Unit II Thought discussion

I think that motivations could be of a variety of natures and if they are not aligned tensions will surely arise.

The typical example is when researchers “use” PPI as a way to get their research funded, driven by the need to impulse their careers, giving false hopes to patients they are involving. On the other hand, I think that a very “passionate” patient, who is either too focused on his/her own life experience and can’t extrapolate it to a wider view of the condition, or who wants to impose his/her points of views to the research team won’t be very helpful.

About people with long-term conditions or people in need of an immediate answer, I think they may become frustrated when things don’t go as expected or promised, when a project they have been working on does not get funded, when study results are not as expected, etc.

In my opinion, when everyone is on the same page and each of the members of the team know their roles and responsibilities, when things are planned and expectations are set from the beginning, it is then when research benefits the most. I believe that educating the research team and P/P on many aspects of this interaction could avoid lots of false expectations and bad experiences.

In order to reduce tensions and set realistic expectations for the patients and public getting involved is to be thoroughly open and explain how research works, giving examples of time frames involved in trials from start to end. Before a patient agrees to become involved ensure the person understands and becomes familiar with the study outcomes and how this will impact on long term care, even though it could take years to achieve. Its also important for them to be aware that the trial may not answer the study question.

As Valeria and Donna point out realistic expectations must be explained to the public prior to them getting involved in a research project. Explaining exactly what is planned for the trial and the expected outcomes will help patients understand the limitations of trials before they get their hopes up and tensions arise. Realistically people should want to get involved to help future generations with long term conditions not necessarily themselves.

Valeria has already mentioned that motivation in different forms is in order.  It is imperative on the researcher that patients are oriented to understand, it call for mentorship on the part of the patient, careful relentless support to the patient and off course even motivation of the researcher towards understanding the need for the patient to be involved.

Otherwise it is the researcher who loses because patients may not be involved, and therefore the research would not be of benefit to the patient population.

A patient/carer's motivation for involvement in research would be altrusitic whereas for researchers the motivation would chiefly be the enhanced professional standing one gains from research.
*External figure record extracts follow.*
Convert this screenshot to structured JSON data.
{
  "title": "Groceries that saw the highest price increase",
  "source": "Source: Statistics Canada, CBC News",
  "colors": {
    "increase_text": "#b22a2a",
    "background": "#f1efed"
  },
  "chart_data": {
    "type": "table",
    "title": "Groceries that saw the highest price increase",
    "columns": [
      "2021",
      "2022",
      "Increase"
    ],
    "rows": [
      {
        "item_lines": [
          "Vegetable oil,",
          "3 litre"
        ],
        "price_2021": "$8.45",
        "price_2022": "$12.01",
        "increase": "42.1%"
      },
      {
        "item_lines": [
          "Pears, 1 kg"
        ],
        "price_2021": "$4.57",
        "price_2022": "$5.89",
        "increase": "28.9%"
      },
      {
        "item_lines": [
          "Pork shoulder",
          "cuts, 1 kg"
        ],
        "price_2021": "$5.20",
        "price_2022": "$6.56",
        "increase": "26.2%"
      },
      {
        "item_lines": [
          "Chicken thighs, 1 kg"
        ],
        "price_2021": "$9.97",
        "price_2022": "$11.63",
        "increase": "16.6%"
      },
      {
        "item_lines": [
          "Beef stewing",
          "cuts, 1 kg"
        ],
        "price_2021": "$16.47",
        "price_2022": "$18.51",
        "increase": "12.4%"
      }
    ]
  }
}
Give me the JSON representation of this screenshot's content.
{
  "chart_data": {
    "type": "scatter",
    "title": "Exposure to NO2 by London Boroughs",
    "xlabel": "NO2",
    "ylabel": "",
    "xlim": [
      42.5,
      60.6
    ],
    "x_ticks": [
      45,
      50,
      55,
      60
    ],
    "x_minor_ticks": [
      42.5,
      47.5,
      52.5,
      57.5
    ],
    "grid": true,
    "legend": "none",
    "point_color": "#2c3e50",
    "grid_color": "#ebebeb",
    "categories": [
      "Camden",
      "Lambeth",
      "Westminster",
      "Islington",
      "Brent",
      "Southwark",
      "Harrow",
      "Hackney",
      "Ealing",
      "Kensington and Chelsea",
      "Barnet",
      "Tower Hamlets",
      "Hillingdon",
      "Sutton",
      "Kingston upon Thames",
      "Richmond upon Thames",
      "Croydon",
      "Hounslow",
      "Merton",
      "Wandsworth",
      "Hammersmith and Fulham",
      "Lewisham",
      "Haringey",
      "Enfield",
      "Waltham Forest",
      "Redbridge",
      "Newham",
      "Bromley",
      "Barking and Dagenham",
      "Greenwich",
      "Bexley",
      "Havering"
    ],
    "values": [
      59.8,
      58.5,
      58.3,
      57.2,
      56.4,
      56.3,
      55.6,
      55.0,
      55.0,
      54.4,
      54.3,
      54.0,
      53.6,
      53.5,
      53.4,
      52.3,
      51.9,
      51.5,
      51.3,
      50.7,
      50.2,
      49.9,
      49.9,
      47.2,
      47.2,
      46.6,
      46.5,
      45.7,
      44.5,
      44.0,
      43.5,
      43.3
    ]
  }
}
A certain amount of intellectual curiosity is always at the background for people who do research however unlike patients who do not stand to achieve any material gain from being involved in research , the researchers have professional (academic tenures, professional growth) and financial stakes (pharmaceutical funded trials offering heavy financial compensations, patents arising out of successful drug discoveries etc) even in some cases. These contrasting motivations can create tensions during collaborative work for research.

Re patient expectations for rapid research results , I agree that sometimes such expectations are too unrealistic to be met , however this also emphasizes the need to set a research agenda at a global level that aims to seeks answers to questions that are relevant to patient needs and expectations. As researchers I feel that I is our moral responsiblity to explore research designs that offer unique and speedy ways to seeking answers . The current research process is such that it takes an average of 10-12 years for a new drug to reach the market with billions of investment and of the thousands of molecules that are explored for development only a handful go on to be developed as drugs . The regulatory red tape does not help expediting this process either . So sometimes when our patients feel frustrated by this tedious process, I would understand that.